Sometimes we focus too much on traditional metrics, here is a great post on non financial measurements….
This is a guest post from James Slavet of venture firm Greylock Partners. Slavet’s investments include Coupons.com, Groupon, One Kings Lane and Redfin. Greylock Partners has invested in Facebook, LinkedIn and Pandora..
After years of leading teams and then, at Greylock, watching some of the best startup CEOs in the world, I’ve learned that the most important metrics are often ones you never read about on the income statement or in the financial press.
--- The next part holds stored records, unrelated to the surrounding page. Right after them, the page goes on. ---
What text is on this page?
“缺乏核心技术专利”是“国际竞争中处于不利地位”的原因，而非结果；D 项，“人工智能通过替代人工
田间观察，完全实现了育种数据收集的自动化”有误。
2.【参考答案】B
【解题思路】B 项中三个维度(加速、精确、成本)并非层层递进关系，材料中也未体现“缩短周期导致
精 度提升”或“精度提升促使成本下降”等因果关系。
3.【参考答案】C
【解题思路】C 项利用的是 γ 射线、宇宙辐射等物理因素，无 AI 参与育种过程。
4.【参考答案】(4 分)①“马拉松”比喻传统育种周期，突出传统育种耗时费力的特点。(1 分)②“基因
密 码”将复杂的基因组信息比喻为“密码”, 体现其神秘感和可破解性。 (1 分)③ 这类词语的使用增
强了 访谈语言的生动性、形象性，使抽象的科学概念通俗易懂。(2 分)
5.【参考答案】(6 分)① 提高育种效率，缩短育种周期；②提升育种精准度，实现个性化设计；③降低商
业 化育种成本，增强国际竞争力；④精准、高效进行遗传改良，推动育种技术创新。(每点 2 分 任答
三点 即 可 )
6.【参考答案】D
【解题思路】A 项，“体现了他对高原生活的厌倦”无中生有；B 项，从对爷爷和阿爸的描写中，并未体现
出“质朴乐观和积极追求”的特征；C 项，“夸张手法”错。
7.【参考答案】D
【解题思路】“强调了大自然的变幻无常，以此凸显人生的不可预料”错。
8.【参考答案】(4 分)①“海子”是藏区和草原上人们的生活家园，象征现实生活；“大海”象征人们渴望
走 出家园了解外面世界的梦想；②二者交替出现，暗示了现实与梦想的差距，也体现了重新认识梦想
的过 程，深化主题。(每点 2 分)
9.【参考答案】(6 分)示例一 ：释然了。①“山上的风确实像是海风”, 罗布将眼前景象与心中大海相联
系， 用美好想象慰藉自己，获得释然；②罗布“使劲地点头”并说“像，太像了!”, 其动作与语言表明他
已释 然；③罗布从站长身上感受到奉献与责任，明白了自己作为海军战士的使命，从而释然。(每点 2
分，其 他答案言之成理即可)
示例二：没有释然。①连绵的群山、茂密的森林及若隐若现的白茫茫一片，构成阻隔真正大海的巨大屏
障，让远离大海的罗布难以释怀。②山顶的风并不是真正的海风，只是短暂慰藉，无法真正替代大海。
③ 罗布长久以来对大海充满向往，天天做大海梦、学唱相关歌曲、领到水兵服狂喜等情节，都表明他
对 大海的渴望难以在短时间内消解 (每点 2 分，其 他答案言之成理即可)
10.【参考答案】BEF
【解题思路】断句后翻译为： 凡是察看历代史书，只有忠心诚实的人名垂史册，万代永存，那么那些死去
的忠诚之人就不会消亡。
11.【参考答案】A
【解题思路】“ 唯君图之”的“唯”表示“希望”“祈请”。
“If you can measure it, you can manage it” is a business saying that goes way back. Maybe it was Henry Ford who said that, or Peter Drucker? Regardless, most managers only measure outputs, not inputs, which is like telling a Little League team to score more runs, rather than actually explaining how to swing a bat and make contact with the ball. Similarly, most companies measure traffic, revenue or earnings, without considering how to improve the company at an atomic level: how to make a meeting better, or an engineer more productive.
Here are five metrics that great teams should measure:
Metric 1: Flow State Percentage
Jobs that require a lot of brainpower—software programming for instance—also demand deep concentration. You know that feeling when you’re “in the zone,” cranking on something. That is flow, a term coined by psychologist Mihaly Csikszentmihalyi. Unfortunately, most of us are constantly interrupted during the day with meetings, emails, texts, or colleagues who want to talk about stuff. These interruptions that move us out of “flow state” increase R&D cycle times and costs dramatically. Studies have shown that each time flow state is disrupted it takes fifteen minutes to get back into flow, if you can get back at all. And programmers who work in the top quartile of proper (ie uninterrupted) work environments are several times more productive than those who don’t.
Ideally programmers and other knowledge workers can spend 30% – 50% of their day in uninterrupted concentration. Most office environments don’t even come close. To get started, ask your engineers to track for a few days their personal flow state percentages: how many hours each day are they in flow, divided by the number of total hours they’re at the office. And then brainstorm ways that the team can move this number up. For example, perhaps there’s a little paper sign at each person’s desk that says “Go Away, I’m Cranking.” Or maybe you have a day where no meetings are allowed. Tom Demarco has written insightfully on the topic of flow.
Metric 2: The Anxiety-Boredom Continuum
Years ago, back when I was younger and cooler, I took a salsa class with my wife-to-be where the instructor said something that really stuck with me. He said that his goal was to keep all of his students in the pocket between boredom and anxiety – but closer to anxiety. In other words, we shouldn’t be so overwhelmed that we break down and give up, but we also shouldn’t be coasting either. He kept the rhythm fast enough so that we were challenged, but not so difficult that we lost the steps completely. And he kept tuning the difficulty level of the class to stretch but not break us.
This same anxiety-to-boredom continuum also applies to managing people. Star performers can get bored easily, and often function best when they’re expected to rise to great challenges. You want expectations to be high, but not completely overwhelming. With this in mind, check in with your employees periodically about where they are on this continuum, while also keeping an eye out for signs of where they stand. If they have low energy, or are showing up late and leaving early, they may be bored. If they’re responding to small setbacks with anger or frustration, or getting sick a lot, they may be pushing too hard.